The Second Vatican Council in Lumen Gentium §19–20 explicitly roots the episcopate — the college of bishops as successors of the apostles — in Jesus' choice of the Twelve recorded in texts such as this one. The Council notes that "just as, by the Lord's Will, Saint Peter and the other Apostles constituted one apostolic college, so in a similar way the Roman Pontiff, the successor of Peter, and the bishops, the successors of the Apostles, are joined together." The night of prayer on the mountain is thus the theological origin of what Catholics call apostolic succession — the unbroken chain of ordained authority that runs from those twelve names to every bishop ordained today.
For the contemporary Catholic, this passage issues a direct and uncomfortable challenge: the greatest institutional act Jesus ever performed — the founding of the apostolic college — was preceded by an entire night of prayer. Before strategy, before discernment models, before any human deliberation, there was hours of silent communion with the Father in the dark.
This speaks first to the life of the Church today. When parishes face decisions about leadership, when dioceses navigate difficult appointments, when communities discern vocations, Luke 6:12 asks: where is the night of prayer?

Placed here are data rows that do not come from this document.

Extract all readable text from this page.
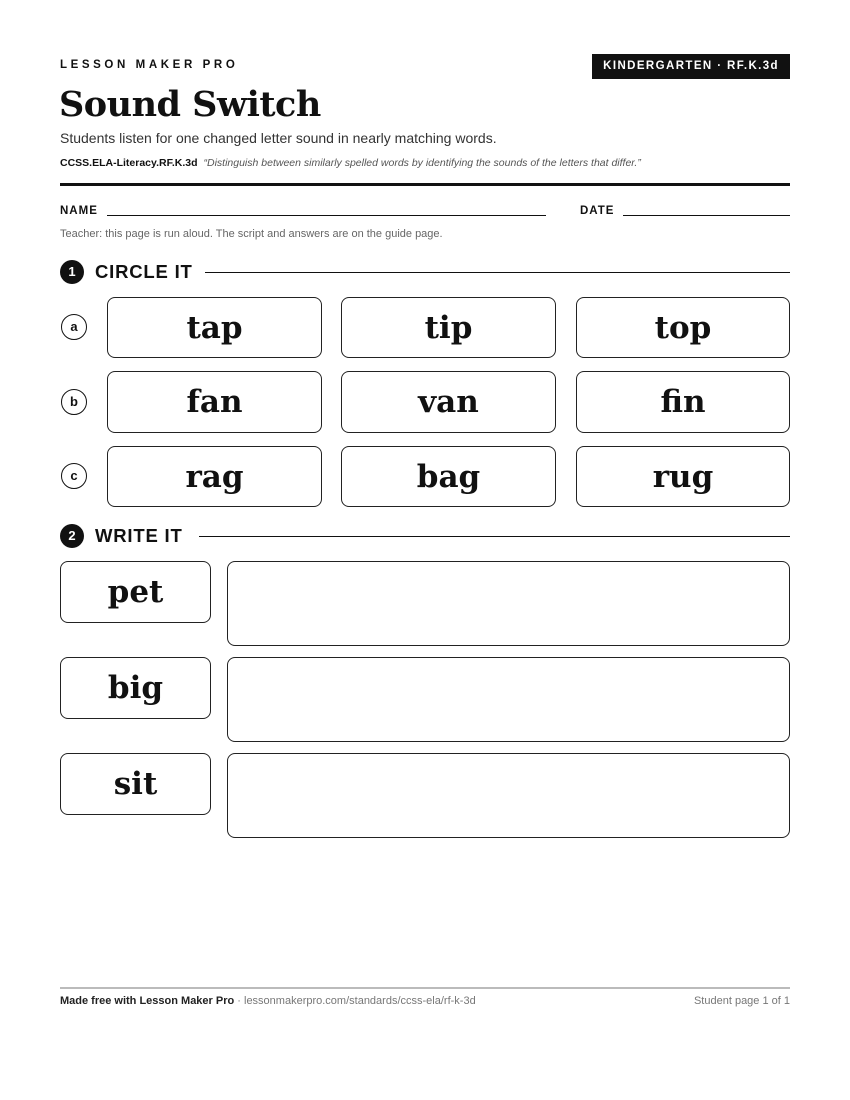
LESSON MAKER PRO	KINDERGARTEN · RF.K.3d
Sound Switch
Students listen for one changed letter sound in nearly matching words.
CCSS.ELA-Literacy.RF.K.3d “Distinguish between similarly spelled words by identifying the sounds of the letters that differ.”
NAME	DATE
Teacher: this page is run aloud. The script and answers are on the guide page.
1	CIRCLE IT
a	tap	tip	top
b	fan	van	fin
c	rag	bag	rug
2	WRITE IT
pet
big
sit
Made free with Lesson Maker Pro · lessonmakerpro.com/standards/ccss-ela/rf-k-3d	Student page 1 of 1
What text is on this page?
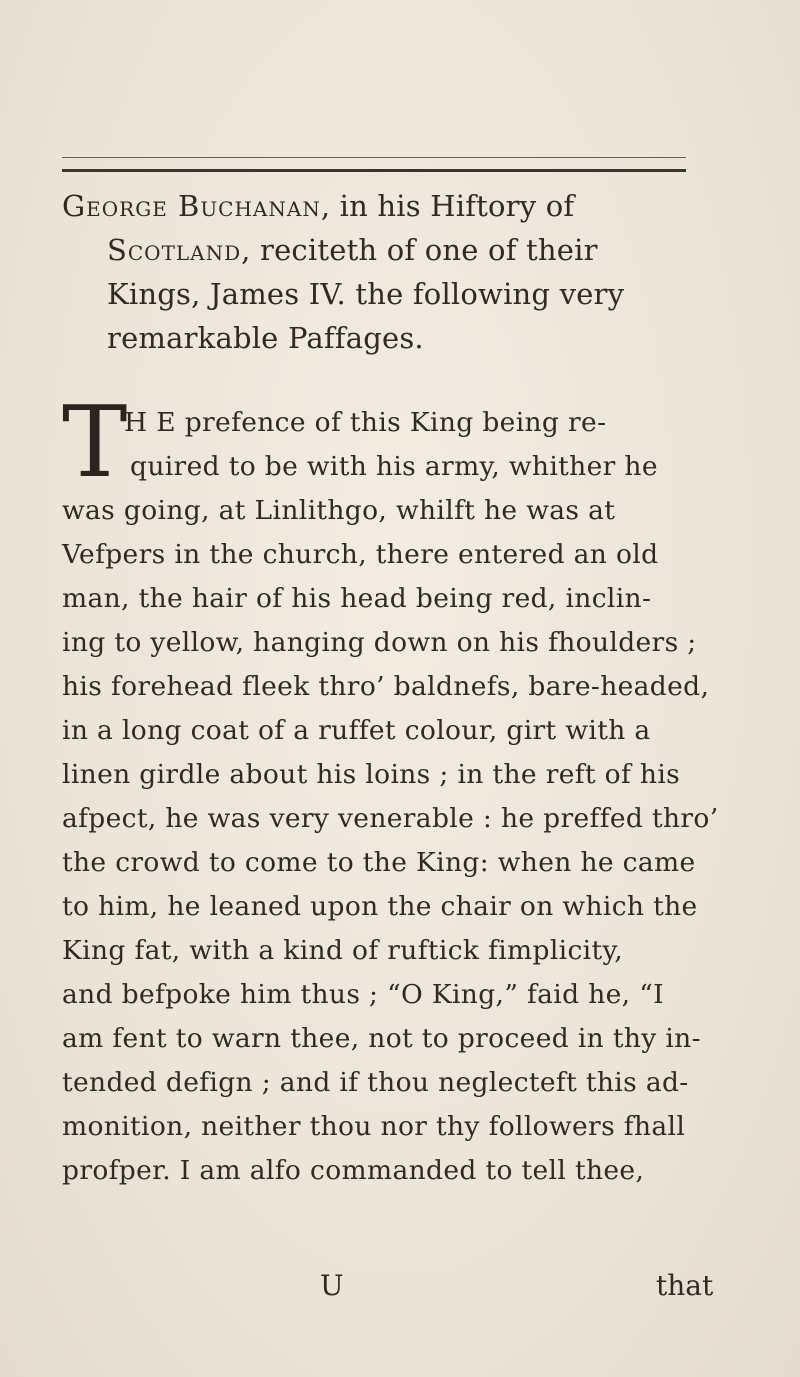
George Buchanan, in his Hiftory of
Scotland, reciteth of one of their
Kings, James IV. the following very
remarkable Paffages.
T
H E prefence of this King being re-
quired to be with his army, whither he
was going, at Linlithgo, whilft he was at
Vefpers in the church, there entered an old
man, the hair of his head being red, inclin-
ing to yellow, hanging down on his fhoulders ;
his forehead fleek thro’ baldnefs, bare-headed,
in a long coat of a ruffet colour, girt with a
linen girdle about his loins ; in the reft of his
afpect, he was very venerable : he preffed thro’
the crowd to come to the King: when he came
to him, he leaned upon the chair on which the
King fat, with a kind of ruftick fimplicity,
and befpoke him thus ; “O King,” faid he, “I
am fent to warn thee, not to proceed in thy in-
tended defign ; and if thou neglecteft this ad-
monition, neither thou nor thy followers fhall
profper. I am alfo commanded to tell thee,
U	that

The tendency in modern Catholic life is to front-load administration and treat prayer as a brief prologue rather than the generative act itself.
It speaks also to the individual. Every Catholic has been given a vocation — a way of being "sent" in the image of the apostles, whether as spouse, parent, priest, religious, or lay minister. That vocation was not discovered through self-analysis alone but was planted by God before we were aware. Spending unhurried time before God — in Eucharistic adoration, in Liturgy of the Hours, in silent mental prayer — is not a pious extra but the condition for hearing the name by which Christ calls us. As Jesus named Simon into Peter by the power of his word, he names each of us into our truest identity through prayer.
Matthew appears in this list without the identification "tax collector" that Matthew's own Gospel preserves (Mt 10:3) — a detail that speaks to Luke's characteristic portrayal of Jesus as the friend of the outcast. The list closes with the shadow that will fall over the entire Gospel: "Judas Iscariot, who also became a traitor" (ὃς ἐγένετο προδότης). The verb ἐγένετο ("became") is significant: Judas was not created a traitor but became one — a testimony to the radical weight of human freedom even within divine election.
The Typological Sense
The Twelve correspond to the twelve tribes of Israel (cf. Lk 22:30), signaling that Jesus is reconstituting the people of God from the inside. As Israel was formed through the election of twelve patriarchs, the new Israel — the Church — is founded upon twelve apostles. This is not allegorism imposed from outside; Jesus himself makes the typology explicit at the Last Supper (Lk 22:29–30). The all-night prayer on the mountain thus stands as a new Sinai: the community of the new covenant is born in a night of divine communion rather than in thunder and earthquake.